McIlroy, 30, said: “I was pleasantly surprised! It was coming out of the middle of the club face and it was good! I’m feeling pretty good about it.
“I’m very lucky to have a gym at home and I’ve been in there every day.
“When I haven’t been hitting balls and go in there at least I’m doing something that might help with my golf.
“So I feel like I’m not sitting at home not getting any better. I’m still trying to improve and work on things.”
The PGA Tour plans to resume in June by staging four tournaments but with no spectators.
And McIlroy fears he will struggle to play his best with no fans to urge him on.
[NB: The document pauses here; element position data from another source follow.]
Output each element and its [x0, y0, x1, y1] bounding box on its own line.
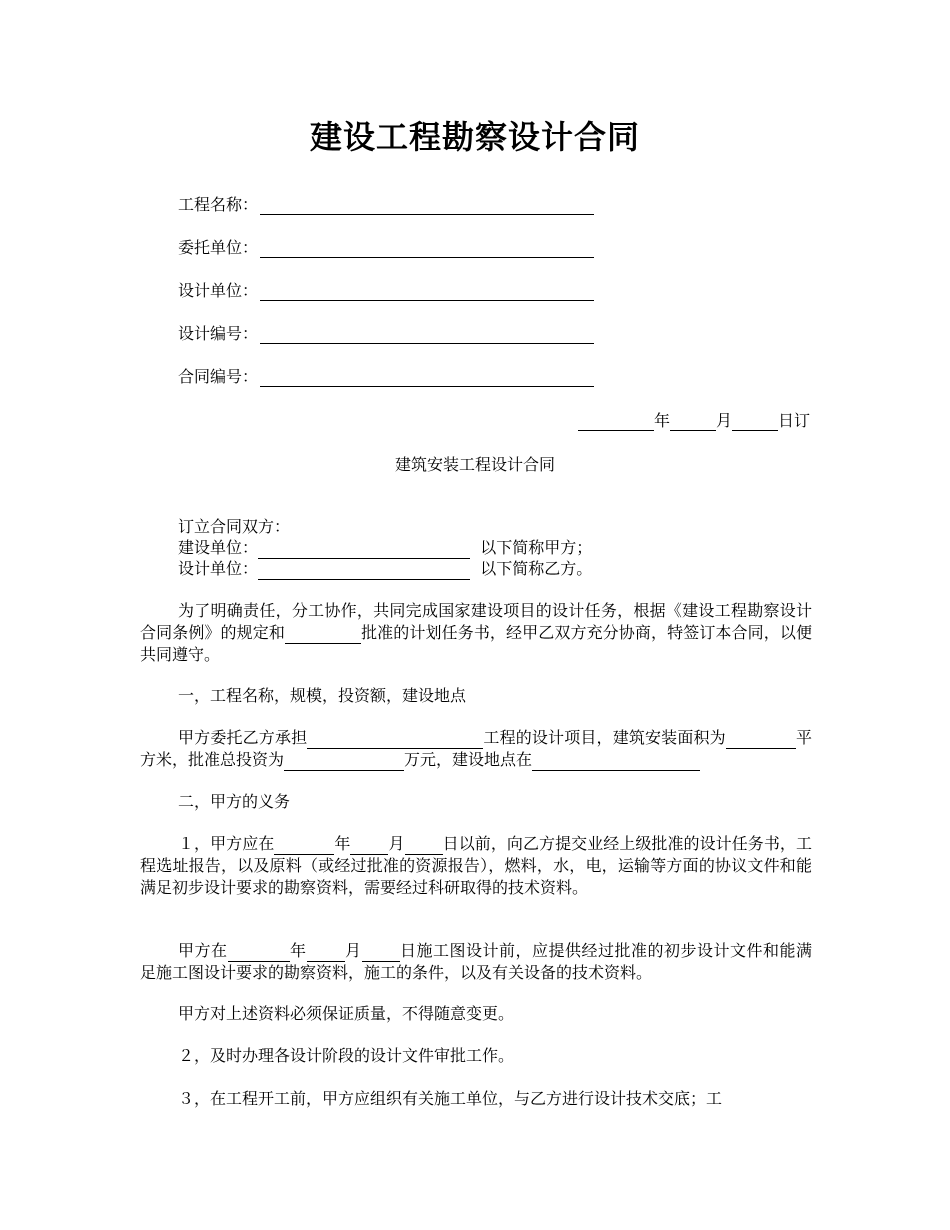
item1b-month: 月: [344, 941, 362, 960]
field-design-number: [178, 321, 594, 345]
fill-in-line: [260, 280, 594, 301]
field-label: 合同编号：: [178, 367, 259, 386]
item1b-day-blank: [362, 943, 400, 962]
s1-text-b: 工程的设计项目，建筑安装面积为: [483, 728, 726, 747]
blank-year: [578, 412, 654, 431]
field-design-unit: [178, 278, 594, 302]
owner-blank: [258, 540, 470, 559]
item-1b: [140, 940, 812, 984]
document-subtitle: 建筑安装工程设计合同: [394, 455, 555, 474]
intro-text-2: 批准的计划任务书，经甲乙双方充分协商，特签订本合同，以便共同遵守。: [140, 623, 812, 664]
month-label: 月: [715, 411, 732, 430]
fill-in-line: [260, 194, 594, 215]
location-blank: [532, 752, 700, 771]
party-designer: [178, 558, 592, 580]
fill-in-line: [260, 366, 594, 387]
field-label: 工程名称：: [178, 195, 259, 214]
field-label: 委托单位：: [178, 238, 259, 257]
quality-note: 甲方对上述资料必须保证质量，不得随意变更。: [178, 1004, 515, 1023]
item1b-year-blank: [228, 943, 290, 962]
day-label: 日订: [777, 411, 810, 430]
owner-label: 建设单位：: [178, 538, 259, 557]
owner-suffix: 以下简称甲方；: [480, 538, 593, 557]
year-label: 年: [653, 411, 670, 430]
section-2-title: 二，甲方的义务: [178, 792, 291, 811]
project-blank: [307, 730, 483, 749]
fill-in-line: [260, 323, 594, 344]
item1-text-a: １，甲方应在: [178, 834, 275, 853]
approver-blank: [285, 625, 361, 644]
field-label: 设计单位：: [178, 281, 259, 300]
field-contract-number: [178, 364, 594, 388]
blank-day: [732, 412, 778, 431]
item-1: [140, 833, 812, 899]
s1-text-c: 平方米，批准总投资为: [140, 728, 812, 769]
section-1-body: [140, 727, 812, 771]
document-title: 建设工程勘察设计合同: [309, 118, 640, 156]
item1-year-blank: [274, 836, 334, 855]
section-1-title: 一，工程名称，规模，投资额，建设地点: [178, 686, 467, 705]
item1-year: 年: [334, 834, 351, 853]
signing-date: [578, 408, 810, 431]
s1-text-a: 甲方委托乙方承担: [178, 728, 308, 747]
item1b-text-b: 日施工图设计前，应提供经过批准的初步设计文件和能满足施工图设计要求的勘察资料，施工的条件，以及有关设备的技术资料。: [140, 941, 812, 982]
parties-heading: 订立合同双方：: [178, 517, 291, 536]
item-3: ３，在工程开工前，甲方应组织有关施工单位，与乙方进行设计技术交底；工: [178, 1089, 723, 1108]
item1-month: 月: [388, 834, 405, 853]
s1-text-d: 万元，建设地点在: [404, 750, 533, 769]
intro-paragraph: [140, 600, 812, 666]
designer-suffix: 以下简称乙方。: [480, 559, 593, 578]
area-blank-1: [726, 730, 752, 749]
item1b-year: 年: [289, 941, 307, 960]
area-blank-2: [752, 730, 796, 749]
item1-text-b: 日以前，向乙方提交业经上级批准的设计任务书，工程选址报告，以及原料（或经过批准的资源报告），燃料，水，电，运输等方面的协议文件和能满足初步设计要求的勘察资料，需要经过科研取得的技术资料。: [140, 834, 812, 897]
field-client-unit: [178, 235, 594, 259]
investment-blank: [284, 752, 404, 771]
item1-day-blank: [405, 836, 443, 855]
item1b-month-blank: [307, 943, 345, 962]
item-2: ２，及时办理各设计阶段的设计文件审批工作。: [178, 1046, 515, 1065]
blank-month: [670, 412, 716, 431]
item1-month-blank: [350, 836, 388, 855]
intro-text-1: 为了明确责任，分工协作，共同完成国家建设项目的设计任务，根据《建设工程勘察设计合同条例》的规定和: [140, 601, 812, 642]
fill-in-line: [260, 237, 594, 258]
field-label: 设计编号：: [178, 324, 259, 343]
designer-blank: [258, 561, 470, 580]
item1b-text-a: 甲方在: [178, 941, 228, 960]
party-owner: [178, 537, 592, 559]
designer-label: 设计单位：: [178, 559, 259, 578]
field-project-name: [178, 192, 594, 216]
He explained: “I could play without fans but I don’t think I’d play as well, especially if you are in the heat of battle on a Sunday, back nine.
“You feed off that energy, you hear roars on other parts of the golf course and you know what’s going on — ‘s**t, someone’s made a birdie, I need to do this or that on the next few holes’.
“All those dynamics are at play when you have people there watching. And to take that away? I would find it very difficult. I’d feel flat.”
McIlroy also revealed he has been reading back old motivational books he says have helped him improve his mental approach over the last year.
His Players victory was followed by three more wins — including a £12million FedEx Cup jackpot at the Tour Championship — and saw him climb back to the top of the world rankings for the first time in five years.
And the four-time Major champion does not agree with top coach Butch Harmon’s assessment that Jack Nicklaus and Tiger Woods were a class apart because of their arrogant streak.
He added: “We’ve been in the garden a lot recently and the Ryan Holiday books have been huge for me.
“I listened back to Ego is the Enemy on audiobook. It’s about always being a student, always trying to educate yourself and learn more and tell yourself that you don’t know everything.
“You’re never above the game, you’re never above anyone else, so just always try and be a student and always look for places to learn.
“It’s a big sign of strength when you can do that. Ego can get you in trouble more times than not.
“I’m not saying you shouldn’t be confident in your abilities but there’s a fine line between confidence and over-confidence or arrogance.
“Once you get into that realm then it can obviously be counter-productive.”